[A Popular History of France From The Earliest Times by Francois Pierre Guillaume Guizot]@TWC D-Link bookA Popular History of France From The Earliest Times CHAPTER II 22/42
At the time when they determined to pursue them into the mountains of Asia Minor, they were just at the close of a desperate struggle, maintained against them for four hundred years, in Italy itself; "a struggle," says Sallust, "in which it was a question not of glory, but of existence, for Rome." It was but just now remarked that at the beginning of the sixth century before our era, whilst, under their chieftain Sigovesus, the Gallic bands whose history has occupied the last few pages were crossing the Rhine and entering Germany, other bands, under the command of Bellovesus, were traversing the Alps and swarming into Italy.
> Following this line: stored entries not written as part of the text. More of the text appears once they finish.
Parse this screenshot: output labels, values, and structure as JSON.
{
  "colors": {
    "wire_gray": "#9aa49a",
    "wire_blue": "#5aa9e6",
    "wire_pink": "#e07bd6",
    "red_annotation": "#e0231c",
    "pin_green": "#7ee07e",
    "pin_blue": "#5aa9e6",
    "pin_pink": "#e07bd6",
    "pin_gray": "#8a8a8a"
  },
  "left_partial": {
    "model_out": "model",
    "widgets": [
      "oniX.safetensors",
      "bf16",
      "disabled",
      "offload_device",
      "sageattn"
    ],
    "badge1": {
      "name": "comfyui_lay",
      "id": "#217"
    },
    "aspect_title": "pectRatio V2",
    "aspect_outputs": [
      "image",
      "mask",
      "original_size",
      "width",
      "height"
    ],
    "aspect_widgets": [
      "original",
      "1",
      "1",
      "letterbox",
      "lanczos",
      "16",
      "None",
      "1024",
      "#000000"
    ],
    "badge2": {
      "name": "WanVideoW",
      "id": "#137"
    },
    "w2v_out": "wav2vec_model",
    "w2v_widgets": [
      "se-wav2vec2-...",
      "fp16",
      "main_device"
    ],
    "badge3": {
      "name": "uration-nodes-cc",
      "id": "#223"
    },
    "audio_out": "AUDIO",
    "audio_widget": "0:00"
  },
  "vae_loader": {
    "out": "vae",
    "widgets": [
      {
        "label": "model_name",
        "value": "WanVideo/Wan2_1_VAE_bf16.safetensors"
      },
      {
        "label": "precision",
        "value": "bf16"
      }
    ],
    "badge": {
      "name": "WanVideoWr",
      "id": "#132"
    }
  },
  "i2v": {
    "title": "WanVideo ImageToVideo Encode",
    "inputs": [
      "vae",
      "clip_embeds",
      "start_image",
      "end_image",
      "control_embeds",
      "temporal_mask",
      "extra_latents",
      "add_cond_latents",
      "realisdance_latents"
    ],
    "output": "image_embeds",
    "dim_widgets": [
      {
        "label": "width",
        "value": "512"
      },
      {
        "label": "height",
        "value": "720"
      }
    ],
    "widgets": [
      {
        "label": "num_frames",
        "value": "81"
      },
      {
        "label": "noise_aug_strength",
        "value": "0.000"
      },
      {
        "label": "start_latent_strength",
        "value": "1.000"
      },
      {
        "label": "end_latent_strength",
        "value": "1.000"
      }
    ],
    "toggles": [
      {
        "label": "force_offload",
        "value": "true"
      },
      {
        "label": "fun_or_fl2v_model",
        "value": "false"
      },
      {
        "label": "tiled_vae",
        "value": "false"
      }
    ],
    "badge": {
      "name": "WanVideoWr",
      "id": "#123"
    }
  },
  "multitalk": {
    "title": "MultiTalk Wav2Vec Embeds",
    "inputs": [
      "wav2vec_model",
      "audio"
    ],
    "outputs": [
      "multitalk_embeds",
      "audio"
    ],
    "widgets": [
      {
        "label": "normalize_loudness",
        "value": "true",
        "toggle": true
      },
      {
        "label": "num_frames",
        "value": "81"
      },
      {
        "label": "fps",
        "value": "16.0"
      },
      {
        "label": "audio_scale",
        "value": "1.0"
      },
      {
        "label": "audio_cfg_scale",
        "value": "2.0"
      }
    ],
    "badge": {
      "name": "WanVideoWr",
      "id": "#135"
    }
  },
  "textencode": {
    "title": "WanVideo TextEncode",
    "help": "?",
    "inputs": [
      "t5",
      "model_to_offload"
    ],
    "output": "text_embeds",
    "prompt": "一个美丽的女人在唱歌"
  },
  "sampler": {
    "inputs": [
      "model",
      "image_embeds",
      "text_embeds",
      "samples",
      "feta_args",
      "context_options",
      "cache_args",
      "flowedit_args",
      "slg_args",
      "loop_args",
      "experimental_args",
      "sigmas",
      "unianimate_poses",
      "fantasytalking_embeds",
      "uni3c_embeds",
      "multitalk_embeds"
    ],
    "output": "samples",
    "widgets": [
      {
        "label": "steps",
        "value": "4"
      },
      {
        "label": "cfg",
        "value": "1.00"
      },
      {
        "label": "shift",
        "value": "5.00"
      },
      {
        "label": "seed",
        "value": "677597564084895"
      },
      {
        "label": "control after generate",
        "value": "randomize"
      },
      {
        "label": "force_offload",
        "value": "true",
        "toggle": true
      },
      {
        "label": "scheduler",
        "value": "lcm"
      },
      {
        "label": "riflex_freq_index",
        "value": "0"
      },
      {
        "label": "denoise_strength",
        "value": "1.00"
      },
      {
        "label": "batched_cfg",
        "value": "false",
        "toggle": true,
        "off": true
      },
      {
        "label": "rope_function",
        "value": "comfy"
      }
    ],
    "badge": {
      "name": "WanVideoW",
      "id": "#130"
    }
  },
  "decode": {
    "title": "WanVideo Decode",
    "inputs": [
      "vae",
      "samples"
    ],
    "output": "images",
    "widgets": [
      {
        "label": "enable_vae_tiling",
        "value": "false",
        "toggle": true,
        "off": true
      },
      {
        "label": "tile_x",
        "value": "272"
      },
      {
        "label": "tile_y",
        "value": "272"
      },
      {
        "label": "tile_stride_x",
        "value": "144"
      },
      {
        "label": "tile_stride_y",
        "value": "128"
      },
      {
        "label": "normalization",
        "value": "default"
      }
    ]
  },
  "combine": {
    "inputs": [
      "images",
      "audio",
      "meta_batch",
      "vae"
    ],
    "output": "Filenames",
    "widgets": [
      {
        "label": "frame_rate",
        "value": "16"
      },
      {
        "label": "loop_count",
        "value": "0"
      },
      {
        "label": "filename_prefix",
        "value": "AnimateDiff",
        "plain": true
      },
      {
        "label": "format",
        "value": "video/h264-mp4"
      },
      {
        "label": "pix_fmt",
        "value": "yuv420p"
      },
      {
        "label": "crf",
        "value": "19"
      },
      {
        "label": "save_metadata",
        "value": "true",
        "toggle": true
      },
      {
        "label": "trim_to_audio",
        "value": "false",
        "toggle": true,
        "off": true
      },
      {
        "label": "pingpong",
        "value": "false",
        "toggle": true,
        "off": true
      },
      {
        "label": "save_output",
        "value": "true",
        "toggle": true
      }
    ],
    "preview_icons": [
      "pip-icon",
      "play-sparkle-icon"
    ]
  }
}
From 587 to 521 B.C.five Gallic expeditions, formed of Gallic, Kymric, and Ligurian tribes, followed the same route and invaded successively the two banks of the Po--the bottomless river, as they called it.
The Etruscans, who had long before, it will be remembered, themselves wrested that country from a people of Gallic origin, the Umbrians or Ambrons, could not make head against the new conquerors, aided, may be, by the remains of the old population.
The well-built towns, the cultivation of the country, the ports and canals that had been dug, nearly all these labors of Etruscan civilization disappeared beneath the footsteps of these barbarous hordes that knew only how to destroy, and one of which gave its chieftain the name of Hurricane (Elitorius, Ele-Dov).
Scarcely five Etruscan towns, Mantua and Ravenna amongst others, escaped disaster.